Take MQ-GLIP-T as an example.

LVIS Evaluation

python -m torch.distributed.launch --nproc_per_node=4 \
tools/test_grounding_net.py \
--config-file configs/pretrain/mq-glip-t.yaml \
--additional_model_config configs/vision_query_5shot/lvis_minival.yaml \
VISION_QUERY.QUERY_BANK_PATH MODEL/lvis_query_5_pool7_sel_tiny.pth \
MODEL.WEIGHT model_weight_path \
TEST.IMS_PER_BATCH 4 

If you wish to evaluate on Val 1.0, set --task_config to configs/vision_query_5shot/lvis_val.yaml. VISION_QUERY.QUERY_BANK_PATH is the vision queries extracted via tools/extract_vision_query.py. Please follow the above section to extract corresponding vision queries.

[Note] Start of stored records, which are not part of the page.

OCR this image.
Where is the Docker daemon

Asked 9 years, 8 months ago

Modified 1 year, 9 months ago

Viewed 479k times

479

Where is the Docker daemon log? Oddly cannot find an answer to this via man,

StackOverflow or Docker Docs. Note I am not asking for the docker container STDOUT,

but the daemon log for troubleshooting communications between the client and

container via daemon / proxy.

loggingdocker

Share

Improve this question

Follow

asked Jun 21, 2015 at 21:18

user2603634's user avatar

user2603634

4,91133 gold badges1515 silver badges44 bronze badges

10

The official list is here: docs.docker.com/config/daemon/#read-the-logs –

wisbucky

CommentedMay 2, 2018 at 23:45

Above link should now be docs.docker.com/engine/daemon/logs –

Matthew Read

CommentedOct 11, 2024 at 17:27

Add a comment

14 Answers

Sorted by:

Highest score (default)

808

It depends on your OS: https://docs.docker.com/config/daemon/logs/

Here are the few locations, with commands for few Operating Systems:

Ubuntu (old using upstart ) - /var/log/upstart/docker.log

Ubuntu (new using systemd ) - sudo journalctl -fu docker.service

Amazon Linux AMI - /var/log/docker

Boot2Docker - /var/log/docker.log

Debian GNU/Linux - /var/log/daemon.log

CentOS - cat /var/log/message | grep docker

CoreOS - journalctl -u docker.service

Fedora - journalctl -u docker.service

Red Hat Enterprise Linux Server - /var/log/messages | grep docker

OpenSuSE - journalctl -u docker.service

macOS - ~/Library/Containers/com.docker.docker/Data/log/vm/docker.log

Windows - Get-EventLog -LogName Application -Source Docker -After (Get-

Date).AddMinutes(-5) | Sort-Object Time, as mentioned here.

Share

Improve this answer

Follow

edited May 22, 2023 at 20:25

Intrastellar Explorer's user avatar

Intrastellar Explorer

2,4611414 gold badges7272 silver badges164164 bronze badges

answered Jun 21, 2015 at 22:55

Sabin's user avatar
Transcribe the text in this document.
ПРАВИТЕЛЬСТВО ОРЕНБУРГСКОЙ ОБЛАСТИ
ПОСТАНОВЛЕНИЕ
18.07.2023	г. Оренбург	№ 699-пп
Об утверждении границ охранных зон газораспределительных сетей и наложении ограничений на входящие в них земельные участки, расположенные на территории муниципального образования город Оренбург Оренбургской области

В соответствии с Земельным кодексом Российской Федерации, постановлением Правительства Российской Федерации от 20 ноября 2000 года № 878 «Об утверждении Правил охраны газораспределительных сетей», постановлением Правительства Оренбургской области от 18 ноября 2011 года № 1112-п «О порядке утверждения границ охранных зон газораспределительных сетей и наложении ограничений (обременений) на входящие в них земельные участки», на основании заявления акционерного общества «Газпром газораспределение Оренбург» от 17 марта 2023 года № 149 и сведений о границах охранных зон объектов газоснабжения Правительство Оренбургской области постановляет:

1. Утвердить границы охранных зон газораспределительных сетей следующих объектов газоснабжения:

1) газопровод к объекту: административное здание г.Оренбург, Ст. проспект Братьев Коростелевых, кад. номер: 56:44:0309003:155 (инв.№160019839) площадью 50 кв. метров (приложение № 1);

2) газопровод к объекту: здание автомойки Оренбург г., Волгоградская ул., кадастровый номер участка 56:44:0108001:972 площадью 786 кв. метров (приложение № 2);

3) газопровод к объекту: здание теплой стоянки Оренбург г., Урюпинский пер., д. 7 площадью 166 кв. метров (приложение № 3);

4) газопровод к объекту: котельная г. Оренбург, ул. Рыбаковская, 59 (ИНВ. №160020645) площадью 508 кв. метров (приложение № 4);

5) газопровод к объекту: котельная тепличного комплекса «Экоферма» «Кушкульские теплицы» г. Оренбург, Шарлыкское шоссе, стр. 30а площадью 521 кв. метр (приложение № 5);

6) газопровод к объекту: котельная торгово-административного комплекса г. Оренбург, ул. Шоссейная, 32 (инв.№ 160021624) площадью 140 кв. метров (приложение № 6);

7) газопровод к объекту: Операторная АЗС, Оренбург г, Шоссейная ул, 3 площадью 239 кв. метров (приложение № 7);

ODinW / Custom Dataset Evaluation

python tools/eval_odinw.py --config_file configs/pretrain/mq-glip-t.yaml \
--opts 'MODEL.WEIGHT model_weight_path' \
--setting zero-shot \
--add_name tiny \
--log_path 'OUTPUT/odinw_log/'

The results are stored at OUTPUT/odinw_log/.

If you wish to use custom vision queries or datasets, add 'VISION_QUERY.QUERY_BANK_PATH custom_bank_path' to the --opts argment, and also modify the dataset_configs in the tools/eval_odinw.py.